A boat moves through the water with two forces acting on it. One is a 1,950-N forward push by the water on the propeller, and the other is a 1,000-N resistive force due to the water around the bow.
(a) What is the acceleration of the 1,500-kg boat?
m/s 2
(b) If it starts from rest, how far will the boat move in 22.5 s?
m
(c) What will its velocity be at the end of that time?
m/s
To answer these questions, we need to use Newton's second law of motion, which states that the acceleration of an object is equal to the net force acting on it divided by its mass.

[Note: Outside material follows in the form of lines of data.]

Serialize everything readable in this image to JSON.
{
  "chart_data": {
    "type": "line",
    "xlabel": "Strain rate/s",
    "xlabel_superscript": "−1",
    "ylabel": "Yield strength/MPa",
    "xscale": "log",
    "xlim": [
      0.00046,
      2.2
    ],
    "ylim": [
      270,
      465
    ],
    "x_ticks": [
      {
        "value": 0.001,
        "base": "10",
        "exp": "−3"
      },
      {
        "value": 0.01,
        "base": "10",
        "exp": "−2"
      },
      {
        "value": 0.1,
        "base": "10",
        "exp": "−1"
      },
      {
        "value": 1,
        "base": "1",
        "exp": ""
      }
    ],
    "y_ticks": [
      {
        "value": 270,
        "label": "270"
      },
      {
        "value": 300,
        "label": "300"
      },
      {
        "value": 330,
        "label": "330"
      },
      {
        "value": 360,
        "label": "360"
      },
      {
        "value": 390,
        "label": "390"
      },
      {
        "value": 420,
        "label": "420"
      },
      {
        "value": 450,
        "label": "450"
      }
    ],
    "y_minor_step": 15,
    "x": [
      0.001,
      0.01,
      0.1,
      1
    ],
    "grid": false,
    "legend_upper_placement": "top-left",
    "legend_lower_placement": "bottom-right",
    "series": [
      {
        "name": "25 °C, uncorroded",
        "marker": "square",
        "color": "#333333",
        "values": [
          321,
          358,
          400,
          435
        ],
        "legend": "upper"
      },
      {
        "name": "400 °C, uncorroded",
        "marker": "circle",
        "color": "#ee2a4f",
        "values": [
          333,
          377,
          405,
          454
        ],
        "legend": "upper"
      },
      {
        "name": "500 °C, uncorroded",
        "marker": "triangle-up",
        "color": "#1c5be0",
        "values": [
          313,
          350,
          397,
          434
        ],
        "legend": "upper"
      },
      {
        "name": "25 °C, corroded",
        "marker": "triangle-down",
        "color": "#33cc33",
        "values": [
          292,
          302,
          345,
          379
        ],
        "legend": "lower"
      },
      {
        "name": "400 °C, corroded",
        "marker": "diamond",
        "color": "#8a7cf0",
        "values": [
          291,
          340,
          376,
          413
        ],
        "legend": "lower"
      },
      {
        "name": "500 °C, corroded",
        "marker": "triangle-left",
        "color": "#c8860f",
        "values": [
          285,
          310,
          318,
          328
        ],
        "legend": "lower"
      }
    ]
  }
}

(a) To find the acceleration of the boat, we need to calculate the net force acting on it. The net force is the difference between the forward push and the resistive force. In this case, the net force is:
Net Force = Forward Push - Resistive Force
Net Force = 1,950 N - 1,000 N
Net Force = 950 N
Now, we can calculate the acceleration using Newton's second law:
Acceleration = Net Force / Mass
Acceleration = 950 N / 1,500 kg
Acceleration ≈ 0.633 m/s^2
Therefore, the acceleration of the boat is approximately 0.633 m/s^2.
(b) To find how far the boat will move in 22.5 seconds, we can use the equation of motion:
Distance = Initial Velocity * Time + (1/2) * Acceleration * Time^2
Since the boat starts from rest, the initial velocity is zero. Plugging in the values:
Distance = 0 * 22.5 s + (1/2) * 0.633 m/s^2 * (22.5 s)^2
Distance = 0 + (1/2) * 0.633 m/s^2 * 506.25 s^2
Distance ≈ 160.197 m
Therefore, the boat will move approximately 160.197 meters in 22.5 seconds.
(c) Finally, to find the velocity of the boat at the end of that time, we can use the equation of motion:
Final Velocity = Initial Velocity + Acceleration * Time
Since the boat starts from rest, the initial velocity is zero. Plugging in the values:
Final Velocity = 0 + 0.633 m/s^2 * 22.5 s
Final Velocity ≈ 14.187 m/s
Therefore, the velocity of the boat at the end of 22.5 seconds is approximately 14.187 m/s.